Il menù di Natale in Sardegna è un viaggio tra terra e mare, tradizione pastorale e convivialità familiare: antipasti di salumi e pecorini, primi come malloreddus e culurgiones, secondi di carne o pesce e dolci che chiudono con note di miele e mosto. Preparato attorno al focolare durante sa nott’e xena, questo percorso enogastronomico unisce ingredienti stagionali a riti antichi, perfetto per tavolate delle feste.

Antipasti: salumi, pecorini e sapori del territorio

Si apre con taglieri di prosciutto di maiale, salsiccia di cinghiale o maialino, spalla cruda e lardo stagionato, accompagnati da pecorini freschi o stagionati (come il pecorino di Osilo o il Fiore Sardo). Olive in salamoia, carciofi sott’olio e verdure invernali grigliate aggiungono croccantezza, mentre un filo di olio extravergine sardo lega tutto. Questi assaggi lenti scaldano l’atmosfera, lasciando spazio ai primi.

Primi: malloreddus e culurgiones della Vigilia

I malloreddus alla campidanese, gnocchetti di semola striati conditi con sugo di salsiccia fresca, pomodoro e foglie di mirto, dominano le tavole del Sud. Al Nord prevalgono i culurgiones ripieni di patate, pecorino e menta, serviti con sugo di pomodoro o burro e salvia per la Vigilia di magro.

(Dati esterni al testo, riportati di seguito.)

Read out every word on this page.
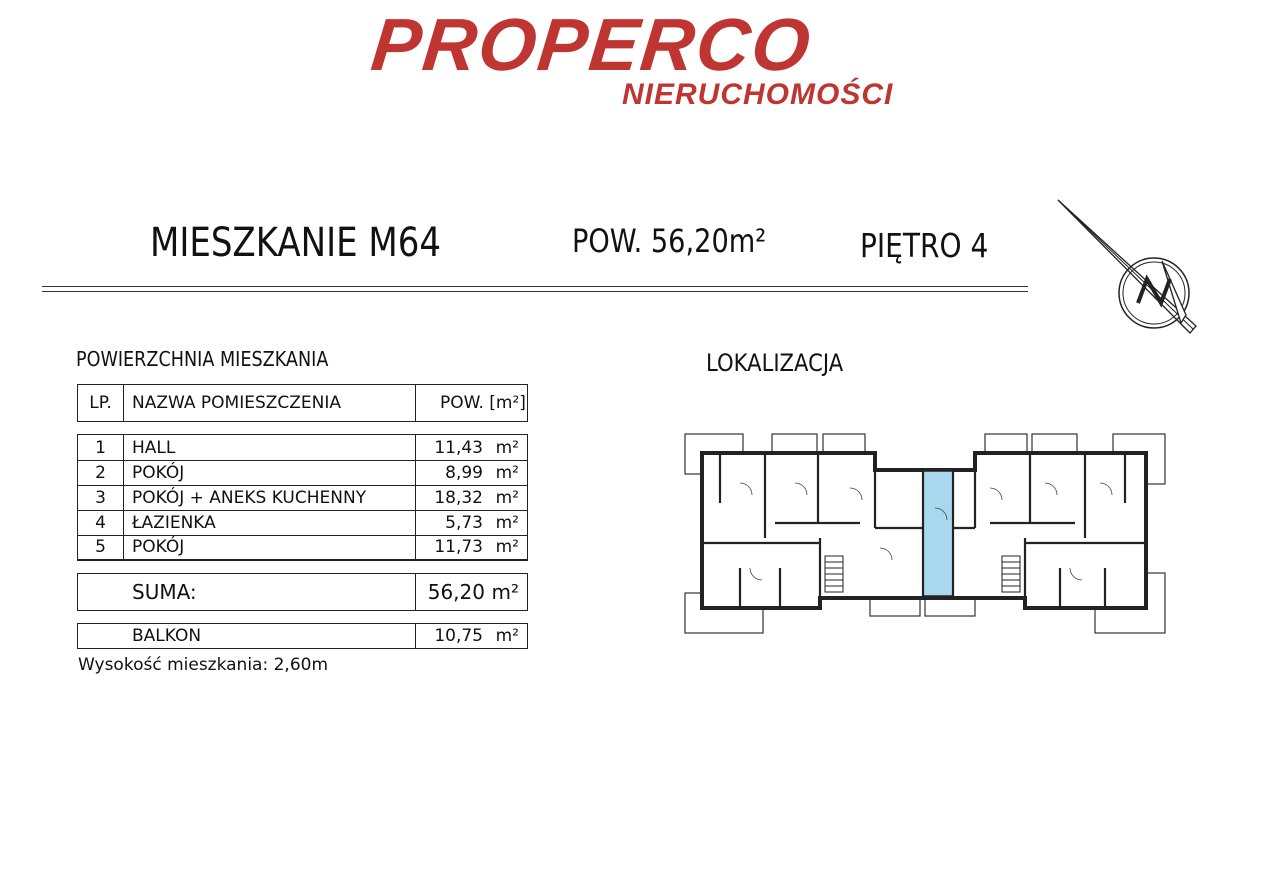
PROPERCO
NIERUCHOMOŚCI
MIESZKANIE M64	POW. 56,20m²	PIĘTRO 4
POWIERZCHNIA MIESZKANIA	LOKALIZACJA
LP.	NAZWA POMIESZCZENIA	POW. [m²]
1	HALL	11,43 m²
2	POKÓJ	8,99 m²
3	POKÓJ + ANEKS KUCHENNY	18,32 m²
4	ŁAZIENKA	5,73 m²
5	POKÓJ	11,73 m²
SUMA:	56,20 m²
BALKON	10,75 m²
Wysokość mieszkania: 2,60m
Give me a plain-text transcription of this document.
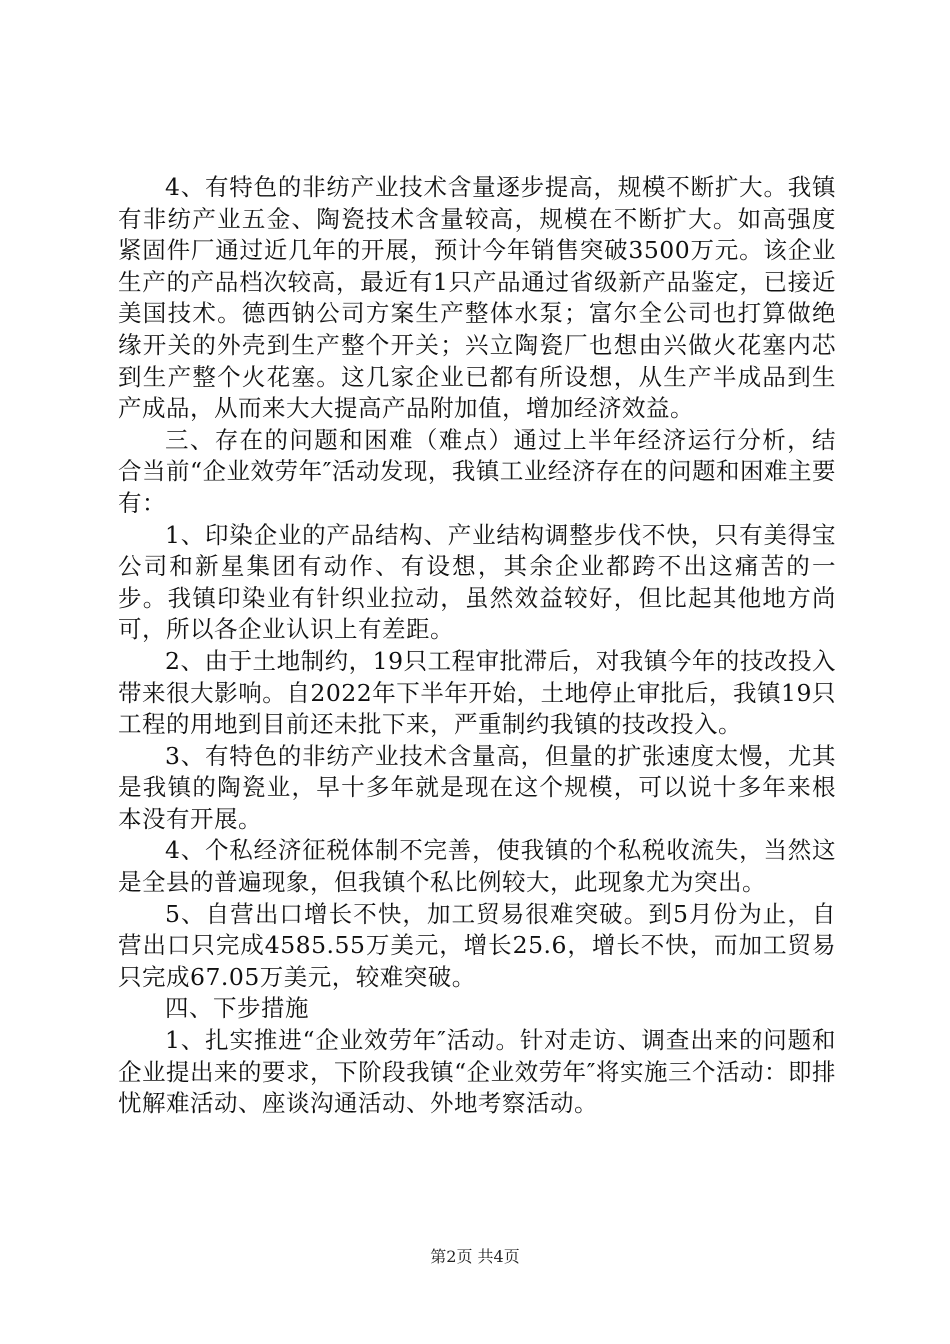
4、有特色的非纺产业技术含量逐步提高，规模不断扩大。我镇有非纺产业五金、陶瓷技术含量较高，规模在不断扩大。如高强度紧固件厂通过近几年的开展，预计今年销售突破3500万元。该企业生产的产品档次较高，最近有1只产品通过省级新产品鉴定，已接近美国技术。德西钠公司方案生产整体水泵；富尔全公司也打算做绝缘开关的外壳到生产整个开关；兴立陶瓷厂也想由兴做火花塞内芯到生产整个火花塞。这几家企业已都有所设想，从生产半成品到生产成品，从而来大大提高产品附加值，增加经济效益。

三、存在的问题和困难（难点）通过上半年经济运行分析，结合当前“企业效劳年″活动发现，我镇工业经济存在的问题和困难主要有：

1、印染企业的产品结构、产业结构调整步伐不快，只有美得宝公司和新星集团有动作、有设想，其余企业都跨不出这痛苦的一步。我镇印染业有针织业拉动，虽然效益较好，但比起其他地方尚可，所以各企业认识上有差距。

2、由于土地制约，19只工程审批滞后，对我镇今年的技改投入带来很大影响。自2022年下半年开始，土地停止审批后，我镇19只工程的用地到目前还未批下来，严重制约我镇的技改投入。

3、有特色的非纺产业技术含量高，但量的扩张速度太慢，尤其是我镇的陶瓷业，早十多年就是现在这个规模，可以说十多年来根本没有开展。

4、个私经济征税体制不完善，使我镇的个私税收流失，当然这是全县的普遍现象，但我镇个私比例较大，此现象尤为突出。

5、自营出口增长不快，加工贸易很难突破。到5月份为止，自营出口只完成4585.55万美元，增长25.6，增长不快，而加工贸易只完成67.05万美元，较难突破。

四、下步措施

1、扎实推进“企业效劳年″活动。针对走访、调查出来的问题和企业提出来的要求，下阶段我镇“企业效劳年″将实施三个活动：即排忧解难活动、座谈沟通活动、外地考察活动。

第2页 共4页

Porzioni generose, spesso seguite da ravioli di ricotta o zuppa di legumi, preparano allo sfizio dei secondi.

Secondi: maialino, agnello o mare delle feste

Il maialino da latte al forno, croccante fuori e tenero dentro, è il re indiscusso del 25 dicembre, marinato con aglio, rosmarino e vino Cannonau. Alternative sono l’agnello al forno delle Barbagie o, per la Vigilia, piatti di mare come polpo in umido, insalata di mare o spigola al forno con patate. Nelle zone costiere si aggiungono gamberi o aragoste grigliate, bilanciando sapori forti con erbe aromatiche.

Dolci e finale: torrone, pan’e saba e vini dolci

Si chiude con un vassoio di dolci: pan’e saba al mosto cotto, papassini glassati, torrone di Tonara e mostaccioli speziati. Accompagnati da Moscato di Sorso-Sennori o Vernaccia di Oristano, questi sapori persistono fino all’Epifania, condivisi tra generazioni. Un caffè o mirto conclude il rito, lasciando il camino acceso per la notte.